Enforce Authorization Policies

Now that you have your gateway, APIs, and the authorizer deployed, we can assign authorization policies to your APIs and start enforcing access control.

If you wish to test calling deployed APIs, there are a couple of ways to do so:

  • If you are using any kind of load balancer, you can get your gateway IP address and test the API as described in the Kusk documentation.

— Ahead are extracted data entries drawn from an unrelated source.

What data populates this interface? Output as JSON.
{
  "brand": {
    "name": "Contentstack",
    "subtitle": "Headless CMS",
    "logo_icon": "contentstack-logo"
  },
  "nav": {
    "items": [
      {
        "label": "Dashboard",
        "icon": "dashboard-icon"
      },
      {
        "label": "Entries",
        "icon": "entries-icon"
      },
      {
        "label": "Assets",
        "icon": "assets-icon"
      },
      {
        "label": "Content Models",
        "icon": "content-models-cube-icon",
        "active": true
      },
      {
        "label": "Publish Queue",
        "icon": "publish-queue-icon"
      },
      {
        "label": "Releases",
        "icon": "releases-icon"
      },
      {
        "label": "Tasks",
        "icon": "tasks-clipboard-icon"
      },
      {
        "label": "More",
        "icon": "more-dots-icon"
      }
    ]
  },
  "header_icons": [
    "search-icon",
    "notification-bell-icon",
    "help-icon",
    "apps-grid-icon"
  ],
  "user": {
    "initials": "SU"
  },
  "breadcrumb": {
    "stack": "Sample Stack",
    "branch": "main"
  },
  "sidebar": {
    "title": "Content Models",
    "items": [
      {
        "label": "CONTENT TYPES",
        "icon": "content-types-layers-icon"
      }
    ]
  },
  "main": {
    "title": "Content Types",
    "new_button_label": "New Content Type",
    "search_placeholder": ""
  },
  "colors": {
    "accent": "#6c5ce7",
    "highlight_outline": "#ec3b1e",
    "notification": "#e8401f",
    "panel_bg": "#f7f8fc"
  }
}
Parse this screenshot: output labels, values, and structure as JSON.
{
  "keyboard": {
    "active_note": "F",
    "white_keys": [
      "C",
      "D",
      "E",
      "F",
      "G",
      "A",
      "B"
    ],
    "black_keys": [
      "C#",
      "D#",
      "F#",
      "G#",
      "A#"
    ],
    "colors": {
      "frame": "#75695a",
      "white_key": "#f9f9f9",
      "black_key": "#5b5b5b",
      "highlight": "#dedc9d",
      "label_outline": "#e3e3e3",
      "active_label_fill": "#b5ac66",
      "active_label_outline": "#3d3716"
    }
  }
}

  • If you used kind to set up your cluster, it does not provide you with any load balancer by default (therefore you won’t be able to know the external IP address of your gateway). In this case, you may:

Once you have successfully called your APIs, within the Cloudentity platform (ENFORCEMENT > APIs), assign an authorization policy (for example, Block API policy) to your API and call it once again. If you assigned the Block API policy, access to your API should be blocked and your call should return the HTTP 403 Forbidden status.

Example:

curl 10.0.0.1/hello -v
*   Trying 10.0.0.1:80...
* Connected to 10.0.0.1 (10.0.0.1) port 80 (#0)
> GET /hello HTTP/1.1
> Host: 10.0.0.1
> User-Agent: curl/7.85.0-DEV
> Accept: */*
>
* Mark bundle as not supporting multiuse
< HTTP/1.1 403 Forbidden
< date: Mon, 05 Sep 2022 07:49:15 GMT
< x-envoy-upstream-service-time: 6
< server: envoy
< content-length: 0
<
* Connection #0 to host 10.0.0.1 left intact

Propagating Policies

Your authorizer fetches assigned authorization policies from the Cloudentity tenant at an interval defined in your authorizer configuration (reload_interval setting).

If you assigned a policy that, for example, blocks all incoming API calls, your authorizer may still allow API calls until the configuration is fetched from the Cloudentity platform.